I know that, yes, budgets are extremely tight. And this is where, when I pitched this article to Grubstreet, I said it very clearly as someone who understands the constraints of the hospitality industry. Especially in New York City. I have extreme sympathy for people trying to keep their restaurants going, especially right now, but in general. I love chefs. They are, there's a lot of, there are a lot of similarities between the grit and perseverance and compassion of some of my favorite chefs and some of my favorite disabled people. Like, we've got a lot working against us in our different worlds. That being said, there are disabled people who - it's not about just having someone with, like, one disability or who has insight who has a sibling or a mother who is disabled who can provide insight. There are disabled people doing this work that can advise, that should be hired. And so "nothing about us without us." You want to make your restaurant more accessible? Hire a disabled person to help you with that. Whether it's a quick consultation - like what I am doing right now in this episode - there are people that could just give you a consultation on your restaurant and just sort of give you some touchpoints for specifically what is important and where to start.

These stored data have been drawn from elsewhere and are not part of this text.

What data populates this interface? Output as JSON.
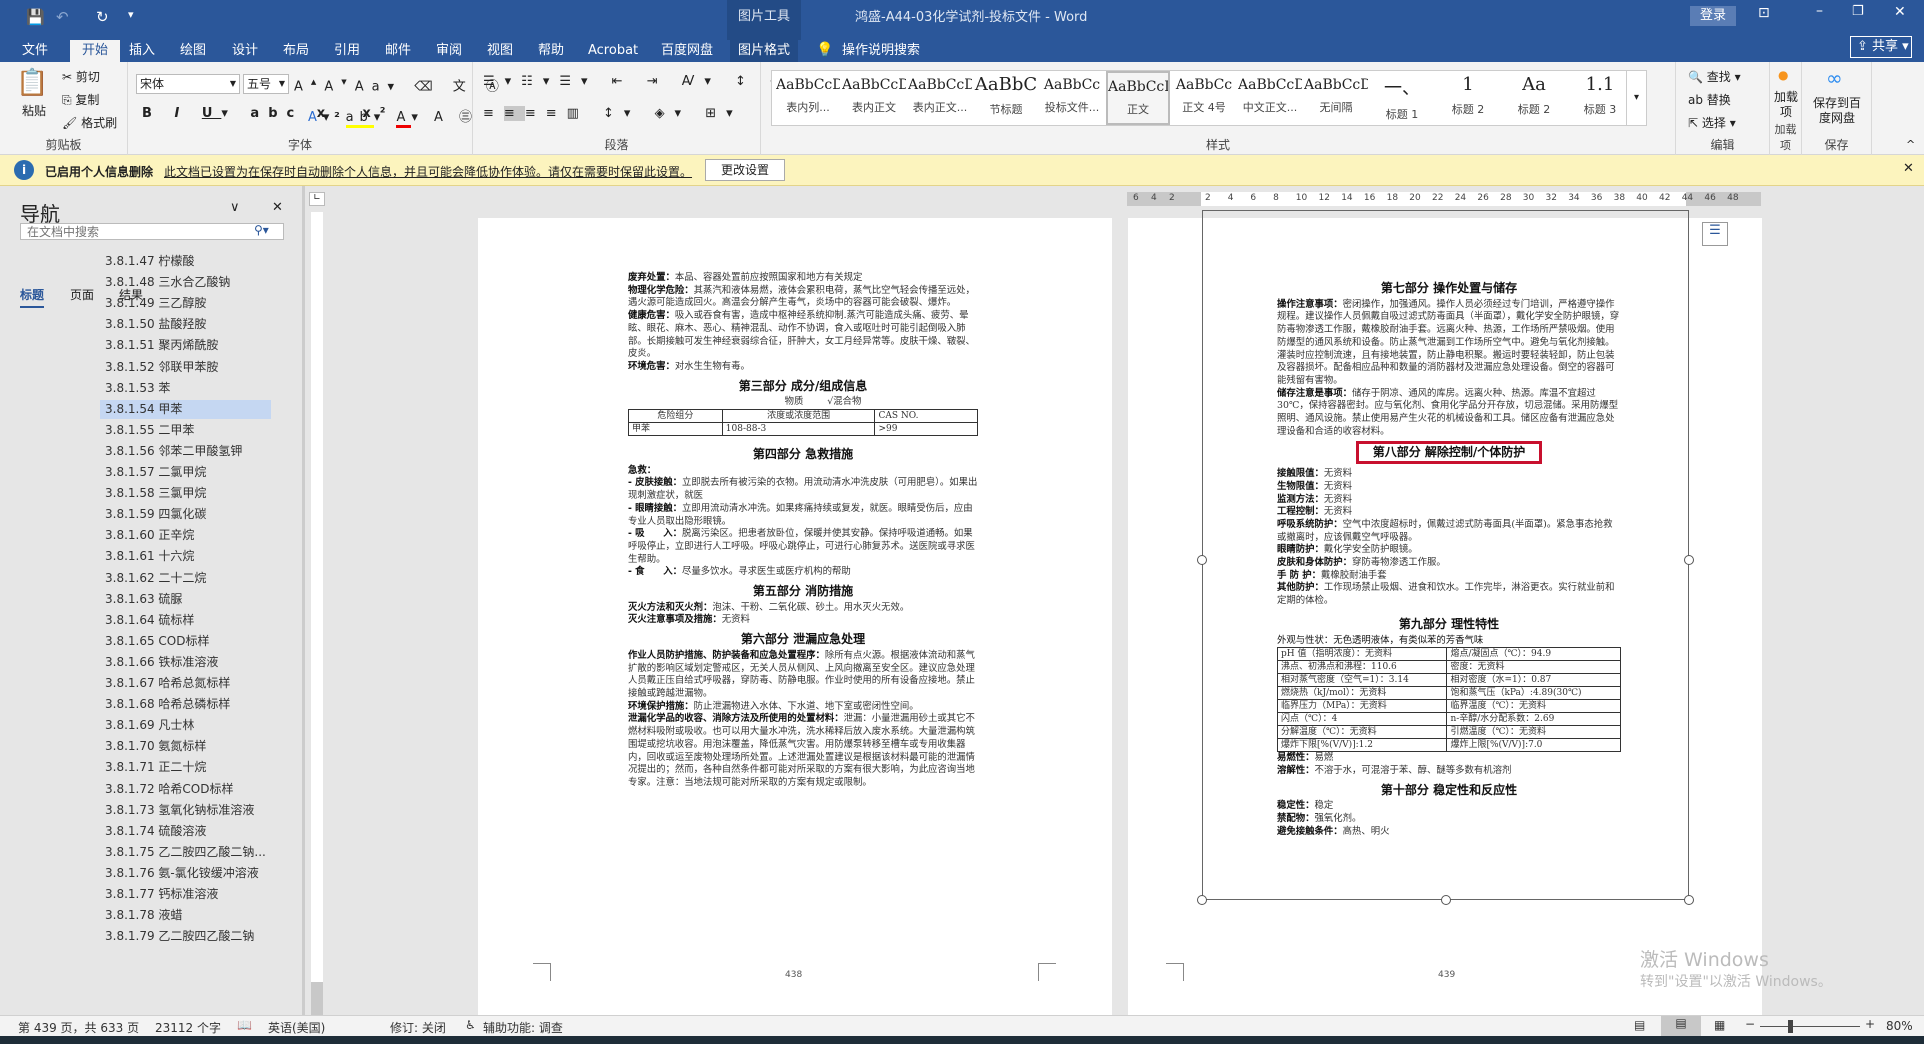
{
  "titlebar": {
    "context_tool": "图片工具",
    "title": "鸿盛-A44-03化学试剂-投标文件  -  Word",
    "login": "登录"
  },
  "tabs": [
    "文件",
    "开始",
    "插入",
    "绘图",
    "设计",
    "布局",
    "引用",
    "邮件",
    "审阅",
    "视图",
    "帮助",
    "Acrobat",
    "百度网盘",
    "图片格式"
  ],
  "tell_me": "操作说明搜索",
  "share": "共享",
  "ribbon": {
    "clipboard": {
      "paste": "粘贴",
      "cut": "剪切",
      "copy": "复制",
      "format_painter": "格式刷",
      "label": "剪贴板"
    },
    "font": {
      "name": "宋体",
      "size": "五号",
      "label": "字体"
    },
    "paragraph": {
      "label": "段落"
    },
    "styles": {
      "label": "样式",
      "items": [
        {
          "preview": "AaBbCcD",
          "name": "表内列..."
        },
        {
          "preview": "AaBbCcDdI",
          "name": "表内正文"
        },
        {
          "preview": "AaBbCcDc",
          "name": "表内正文..."
        },
        {
          "preview": "AaBbC",
          "name": "节标题"
        },
        {
          "preview": "AaBbCc",
          "name": "投标文件..."
        },
        {
          "preview": "AaBbCcDdI",
          "name": "正文"
        },
        {
          "preview": "AaBbCc",
          "name": "正文 4号"
        },
        {
          "preview": "AaBbCcDc",
          "name": "中文正文..."
        },
        {
          "preview": "AaBbCcDdI",
          "name": "无间隔"
        },
        {
          "preview": "一、",
          "name": "标题 1"
        },
        {
          "preview": "1",
          "name": "标题 2"
        },
        {
          "preview": "Aa",
          "name": "标题 2"
        },
        {
          "preview": "1.1",
          "name": "标题 3"
        }
      ]
    },
    "editing": {
      "find": "查找",
      "replace": "替换",
      "select": "选择",
      "label": "编辑"
    },
    "addins": {
      "button": "加载项",
      "label": "加载项"
    },
    "save": {
      "button": "保存到百度网盘",
      "label": "保存"
    }
  },
  "infobar": {
    "title": "已启用个人信息删除",
    "message": "此文档已设置为在保存时自动删除个人信息，并且可能会降低协作体验。请仅在需要时保留此设置。",
    "button": "更改设置"
  },
  "nav": {
    "title": "导航",
    "search_placeholder": "在文档中搜索",
    "tabs": [
      "标题",
      "页面",
      "结果"
    ],
    "items": [
      "3.8.1.47 柠檬酸",
      "3.8.1.48 三水合乙酸钠",
      "3.8.1.49 三乙醇胺",
      "3.8.1.50 盐酸羟胺",
      "3.8.1.51 聚丙烯酰胺",
      "3.8.1.52 邻联甲苯胺",
      "3.8.1.53 苯",
      "3.8.1.54 甲苯",
      "3.8.1.55 二甲苯",
      "3.8.1.56 邻苯二甲酸氢钾",
      "3.8.1.57 二氯甲烷",
      "3.8.1.58 三氯甲烷",
      "3.8.1.59 四氯化碳",
      "3.8.1.60 正辛烷",
      "3.8.1.61 十六烷",
      "3.8.1.62 二十二烷",
      "3.8.1.63 硫脲",
      "3.8.1.64 硫标样",
      "3.8.1.65 COD标样",
      "3.8.1.66 铁标准溶液",
      "3.8.1.67 哈希总氮标样",
      "3.8.1.68 哈希总磷标样",
      "3.8.1.69 凡士林",
      "3.8.1.70 氨氮标样",
      "3.8.1.71 正二十烷",
      "3.8.1.72 哈希COD标样",
      "3.8.1.73 氢氧化钠标准溶液",
      "3.8.1.74 硫酸溶液",
      "3.8.1.75 乙二胺四乙酸二钠...",
      "3.8.1.76 氨-氯化铵缓冲溶液",
      "3.8.1.77 钙标准溶液",
      "3.8.1.78 液蜡",
      "3.8.1.79 乙二胺四乙酸二钠"
    ],
    "selected_index": 7
  },
  "ruler": [
    "6",
    "4",
    "2",
    "2",
    "4",
    "6",
    "8",
    "10",
    "12",
    "14",
    "16",
    "18",
    "20",
    "22",
    "24",
    "26",
    "28",
    "30",
    "32",
    "34",
    "36",
    "38",
    "40",
    "42",
    "44",
    "46",
    "48"
  ],
  "page1": {
    "p1": [
      [
        "废弃处置：",
        "本品、容器处置前应按照国家和地方有关规定"
      ],
      [
        "物理化学危险：",
        "其蒸汽和液体易燃，液体会累积电荷，蒸气比空气轻会传播至远处，遇火源可能造成回火。高温会分解产生毒气，炎场中的容器可能会破裂、爆炸。"
      ],
      [
        "健康危害：",
        "吸入或吞食有害，造成中枢神经系统抑制.蒸汽可能造成头痛、疲劳、晕眩、眼花、麻木、恶心、精神混乱、动作不协调，食入或呕吐时可能引起倒吸入肺部。长期接触可发生神经衰弱综合征，肝肿大，女工月经异常等。皮肤干燥、皲裂、皮炎。"
      ],
      [
        "环境危害：",
        "对水生生物有毒。"
      ]
    ],
    "h3": "第三部分 成分/组成信息",
    "sub": "物质        √混合物",
    "table": [
      [
        "危险组分",
        "浓度或浓度范围",
        "CAS NO."
      ],
      [
        "甲苯",
        "108-88-3",
        ">99"
      ]
    ],
    "h4": "第四部分 急救措施",
    "p4": [
      [
        "急救：",
        ""
      ],
      [
        "- 皮肤接触：",
        "立即脱去所有被污染的衣物。用流动清水冲洗皮肤（可用肥皂）。如果出现刺激症状，就医"
      ],
      [
        "- 眼睛接触：",
        "立即用流动清水冲洗。如果疼痛持续或复发，就医。眼睛受伤后，应由专业人员取出隐形眼镜。"
      ],
      [
        "- 吸　　入：",
        "脱离污染区。把患者放卧位，保暖并使其安静。保持呼吸道通畅。如果呼吸停止，立即进行人工呼吸。呼吸心跳停止，可进行心肺复苏术。送医院或寻求医生帮助。"
      ],
      [
        "- 食　　入：",
        "尽量多饮水。寻求医生或医疗机构的帮助"
      ]
    ],
    "h5": "第五部分 消防措施",
    "p5": [
      [
        "灭火方法和灭火剂：",
        "泡沫、干粉、二氧化碳、砂土。用水灭火无效。"
      ],
      [
        "灭火注意事项及措施：",
        "无资料"
      ]
    ],
    "h6": "第六部分 泄漏应急处理",
    "p6": [
      [
        "作业人员防护措施、防护装备和应急处置程序：",
        "除所有点火源。根据液体流动和蒸气扩散的影响区域划定警戒区，无关人员从侧风、上风向撤离至安全区。建议应急处理人员戴正压自给式呼吸器，穿防毒、防静电服。作业时使用的所有设备应接地。禁止接触或跨越泄漏物。"
      ],
      [
        "环境保护措施：",
        "防止泄漏物进入水体、下水道、地下室或密闭性空间。"
      ],
      [
        "泄漏化学品的收容、消除方法及所使用的处置材料：",
        "泄漏：小量泄漏用砂土或其它不燃材料吸附或吸收。也可以用大量水冲洗，洗水稀释后放入废水系统。大量泄漏构筑围堤或挖坑收容。用泡沫覆盖，降低蒸气灾害。用防爆泵转移至槽车或专用收集器内，回收或运至废物处理场所处置。上述泄漏处置建议是根据该材料最可能的泄漏情况提出的；然而，各种自然条件都可能对所采取的方案有很大影响，为此应咨询当地专家。注意：当地法规可能对所采取的方案有规定或限制。"
      ]
    ],
    "page_number": "438"
  },
  "page2": {
    "h7": "第七部分 操作处置与储存",
    "p7": [
      [
        "操作注意事项：",
        "密闭操作，加强通风。操作人员必须经过专门培训，严格遵守操作规程。建议操作人员佩戴自吸过滤式防毒面具（半面罩），戴化学安全防护眼镜，穿防毒物渗透工作服，戴橡胶耐油手套。远离火种、热源，工作场所严禁吸烟。使用防爆型的通风系统和设备。防止蒸气泄漏到工作场所空气中。避免与氧化剂接触。灌装时应控制流速，且有接地装置，防止静电积聚。搬运时要轻装轻卸，防止包装及容器损坏。配备相应品种和数量的消防器材及泄漏应急处理设备。倒空的容器可能残留有害物。"
      ],
      [
        "储存注意是事项：",
        "储存于阴凉、通风的库房。远离火种、热源。库温不宜超过30℃，保持容器密封。应与氧化剂、食用化学品分开存放，切忌混储。采用防爆型照明、通风设施。禁止使用易产生火花的机械设备和工具。储区应备有泄漏应急处理设备和合适的收容材料。"
      ]
    ],
    "h8": "第八部分 解除控制/个体防护",
    "p8": [
      [
        "接触限值：",
        "无资料"
      ],
      [
        "生物限值：",
        "无资料"
      ],
      [
        "监测方法：",
        "无资料"
      ],
      [
        "工程控制：",
        "无资料"
      ],
      [
        "呼吸系统防护：",
        "空气中浓度超标时，佩戴过滤式防毒面具(半面罩)。紧急事态抢救或撤离时，应该佩戴空气呼吸器。"
      ],
      [
        "眼睛防护：",
        "戴化学安全防护眼镜。"
      ],
      [
        "皮肤和身体防护：",
        "穿防毒物渗透工作服。"
      ],
      [
        "手 防 护：",
        "戴橡胶耐油手套"
      ],
      [
        "其他防护：",
        "工作现场禁止吸烟、进食和饮水。工作完毕，淋浴更衣。实行就业前和定期的体检。"
      ]
    ],
    "h9": "第九部分 理性特性",
    "appearance": "外观与性状：无色透明液体，有类似苯的芳香气味",
    "table": [
      [
        "pH 值（指明浓度）：无资料",
        "熔点/凝固点（℃）：94.9"
      ],
      [
        "沸点、初沸点和沸程：110.6",
        "密度：无资料"
      ],
      [
        "相对蒸气密度（空气=1）：3.14",
        "相对密度（水=1）：0.87"
      ],
      [
        "燃烧热（kJ/mol）：无资料",
        "饱和蒸气压（kPa）:4.89(30℃)"
      ],
      [
        "临界压力（MPa）：无资料",
        "临界温度（℃）：无资料"
      ],
      [
        "闪点（℃）：4",
        "n-辛醇/水分配系数：2.69"
      ],
      [
        "分解温度（℃）：无资料",
        "引燃温度（℃）：无资料"
      ],
      [
        "爆炸下限[%(V/V)]:1.2",
        "爆炸上限[%(V/V)]:7.0"
      ]
    ],
    "p9": [
      [
        "易燃性：",
        "易燃"
      ],
      [
        "溶解性：",
        "不溶于水，可混溶于苯、醇、醚等多数有机溶剂"
      ]
    ],
    "h10": "第十部分 稳定性和反应性",
    "p10": [
      [
        "稳定性：",
        "稳定"
      ],
      [
        "禁配物：",
        "强氧化剂。"
      ],
      [
        "避免接触条件：",
        "高热、明火"
      ]
    ],
    "page_number": "439"
  },
  "status": {
    "page": "第 439 页，共 633 页",
    "words": "23112 个字",
    "language": "英语(美国)",
    "track": "修订: 关闭",
    "accessibility": "辅助功能: 调查",
    "zoom": "80%",
    "zoom_value": 80
  },
  "watermark": {
    "line1": "激活 Windows",
    "line2": "转到\"设置\"以激活 Windows。"
  },
  "colors": {
    "brand": "#2b579a",
    "highlight": "#c8102e",
    "infobar": "#fcf4be"
  }
}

And one thing that I'm pointing out, one thing that I want to point out as I continue this little area of work, is that you cannot please everyone with a disability because a lot of our disabilities clash, too. And I think a lot of disabled people understand that. I have a survey going on my website for disabled people about their experiences in restaurants and what makes restaurants inaccessible for them, because with all of our different accessibility needs,, some of them are not the same. Somebody needs a high top. Somebody needs a low-top. So you can't say, "Oh, well, restaurants can't have high tops, can't have stools, can't have bars," because some people need them! There are so many different things. But if you want to make your restaurant more accessible in general, there are people out there already who are doing this work to make public spaces, social spaces, more accessible. Talk to them. Hire them. Listen to them. And then do the best you can with what they say.

Andrew Friedman: I would make special mention for anybody who is pondering or in the planning stages of a new restaurant, this is a great time. You know, people who built their restaurants during Covid, a lot of them, worked with their designers to build in adaptations, I guess would maybe be the right word, for a pandemic age. And on the chance that maybe we're going to be living with this, you know, with this virus longer than any of us want to, you know, you can also look into it if you're building a new restaurant, maybe incorporating some of these, you know, some ways to make it as universally accessible that maybe you didn't think of when you first dreamed up the restaurant, but, you know, maybe won't change things all that much. Again, I think it was a good piece. I will link to it on all the various places where people listen. So if you look at the description for the show, you can go read the article from Grubstreet. And I really appreciate you coming on the show and expanding on all this. And I do think it's important and I hope this was, I'm going to say, inspirational for anyone out there who's listening, who does own, operate or chef at a restaurant and wants to try to make it more universally accessible. Thanks for coming on. 

Jacqueline Raposo: Thank you. My pleasure. And thank you, all out there for cooking and for doing what you're doing. And good luck, because it was a hard year for everybody.